Wrongfully convicted man says police withheld evidence

Ap State News

CLEVELAND (AP) — A man who spent nearly 15 years in prison for a murder he did not commit said Cleveland police detectives and their supervisors withheld evidence from prosecutors that would have proven his innocence at trial, his attorneys wrote in a federal lawsuit.

Ru-El Sailor, 40, was convicted in 2003 of aggravated murder and other charges in the shooting death of a man during an argument over the failure to pay the full $20 cost for a PCP-laced marijuana cigarette.

Cordell Hubbard was arrested shortly after the slaying of Omar Clark in 2002 and was convicted the following year on complicity to commit aggravated murder, murder and other charges.

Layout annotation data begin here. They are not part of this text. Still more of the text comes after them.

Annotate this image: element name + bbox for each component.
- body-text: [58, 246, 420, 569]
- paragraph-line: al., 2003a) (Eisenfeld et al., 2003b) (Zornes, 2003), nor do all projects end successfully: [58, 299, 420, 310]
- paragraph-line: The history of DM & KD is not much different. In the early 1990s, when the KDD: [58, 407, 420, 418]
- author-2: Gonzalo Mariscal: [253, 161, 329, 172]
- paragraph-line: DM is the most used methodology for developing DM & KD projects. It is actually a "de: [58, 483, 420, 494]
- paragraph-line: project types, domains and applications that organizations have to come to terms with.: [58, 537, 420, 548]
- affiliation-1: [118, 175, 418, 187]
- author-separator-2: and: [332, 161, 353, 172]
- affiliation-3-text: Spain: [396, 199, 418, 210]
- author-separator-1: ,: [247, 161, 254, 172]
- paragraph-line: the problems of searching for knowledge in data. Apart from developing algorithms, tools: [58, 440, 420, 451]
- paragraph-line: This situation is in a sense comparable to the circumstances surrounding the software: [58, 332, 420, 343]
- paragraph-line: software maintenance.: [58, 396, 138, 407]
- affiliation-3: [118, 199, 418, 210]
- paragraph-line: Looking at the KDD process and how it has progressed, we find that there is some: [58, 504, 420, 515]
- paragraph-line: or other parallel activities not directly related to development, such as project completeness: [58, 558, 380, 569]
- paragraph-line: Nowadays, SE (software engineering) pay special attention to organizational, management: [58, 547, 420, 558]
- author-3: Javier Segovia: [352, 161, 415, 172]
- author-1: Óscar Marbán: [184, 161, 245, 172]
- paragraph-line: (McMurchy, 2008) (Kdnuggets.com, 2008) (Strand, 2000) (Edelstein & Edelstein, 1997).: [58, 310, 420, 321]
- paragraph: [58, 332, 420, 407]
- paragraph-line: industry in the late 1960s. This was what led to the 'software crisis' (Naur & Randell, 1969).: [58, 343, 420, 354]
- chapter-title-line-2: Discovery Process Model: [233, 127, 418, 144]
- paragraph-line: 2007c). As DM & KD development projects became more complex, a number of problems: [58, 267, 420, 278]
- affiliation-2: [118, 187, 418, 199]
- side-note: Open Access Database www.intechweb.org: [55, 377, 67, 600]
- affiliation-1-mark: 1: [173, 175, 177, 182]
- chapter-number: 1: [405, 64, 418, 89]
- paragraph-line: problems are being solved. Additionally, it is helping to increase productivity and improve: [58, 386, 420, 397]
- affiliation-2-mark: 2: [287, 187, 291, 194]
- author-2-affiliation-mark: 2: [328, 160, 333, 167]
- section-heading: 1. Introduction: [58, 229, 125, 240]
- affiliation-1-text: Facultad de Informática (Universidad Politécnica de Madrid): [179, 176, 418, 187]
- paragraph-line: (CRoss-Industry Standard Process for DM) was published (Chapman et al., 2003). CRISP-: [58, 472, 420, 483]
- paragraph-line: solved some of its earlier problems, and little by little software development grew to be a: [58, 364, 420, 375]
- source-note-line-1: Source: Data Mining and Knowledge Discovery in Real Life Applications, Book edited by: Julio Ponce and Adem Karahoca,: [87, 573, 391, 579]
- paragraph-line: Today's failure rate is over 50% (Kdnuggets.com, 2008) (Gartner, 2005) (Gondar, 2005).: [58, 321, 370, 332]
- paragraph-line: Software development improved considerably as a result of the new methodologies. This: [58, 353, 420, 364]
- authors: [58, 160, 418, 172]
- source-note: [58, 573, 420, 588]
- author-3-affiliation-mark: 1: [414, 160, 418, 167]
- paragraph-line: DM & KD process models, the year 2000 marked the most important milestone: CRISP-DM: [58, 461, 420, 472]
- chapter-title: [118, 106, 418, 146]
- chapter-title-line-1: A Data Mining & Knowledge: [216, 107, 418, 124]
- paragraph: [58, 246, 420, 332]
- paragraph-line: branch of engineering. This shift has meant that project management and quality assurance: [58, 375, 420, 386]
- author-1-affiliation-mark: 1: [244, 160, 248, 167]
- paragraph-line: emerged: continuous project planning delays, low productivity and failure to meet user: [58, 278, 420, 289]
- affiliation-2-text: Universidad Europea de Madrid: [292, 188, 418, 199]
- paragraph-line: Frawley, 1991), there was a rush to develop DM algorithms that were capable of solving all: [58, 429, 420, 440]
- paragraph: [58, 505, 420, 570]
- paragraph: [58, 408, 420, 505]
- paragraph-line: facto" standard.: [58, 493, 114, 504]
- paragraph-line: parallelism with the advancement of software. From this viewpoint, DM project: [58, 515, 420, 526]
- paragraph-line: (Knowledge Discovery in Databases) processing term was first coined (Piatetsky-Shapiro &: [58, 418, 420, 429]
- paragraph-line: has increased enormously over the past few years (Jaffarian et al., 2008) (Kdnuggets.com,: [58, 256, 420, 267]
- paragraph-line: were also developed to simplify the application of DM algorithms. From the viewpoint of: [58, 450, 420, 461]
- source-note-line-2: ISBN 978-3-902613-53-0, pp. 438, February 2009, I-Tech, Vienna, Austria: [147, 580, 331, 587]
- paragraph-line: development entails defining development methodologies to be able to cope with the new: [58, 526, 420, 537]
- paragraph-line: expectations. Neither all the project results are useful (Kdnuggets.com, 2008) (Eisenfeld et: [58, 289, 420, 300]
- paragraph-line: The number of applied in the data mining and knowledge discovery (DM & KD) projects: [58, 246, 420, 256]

The lawsuit, first reported on by cleveland.com, was filed late last week.

Sailor maintained his innocence and took the stand in his own defense when key alibi witnesses were intimidated by a Cleveland police detective and failed to testify on his behalf, according to the lawsuit.

In 2017, Sailor asked the Cuyahoga County Prosecutor’s Office Conviction Integrity Unit to reopen his case. An investigator found evidence that Sailor was not involved in Clark’s slaying, leading to his exoneration in 2018.

A Cleveland spokeswoman declined to comment about the lawsuit.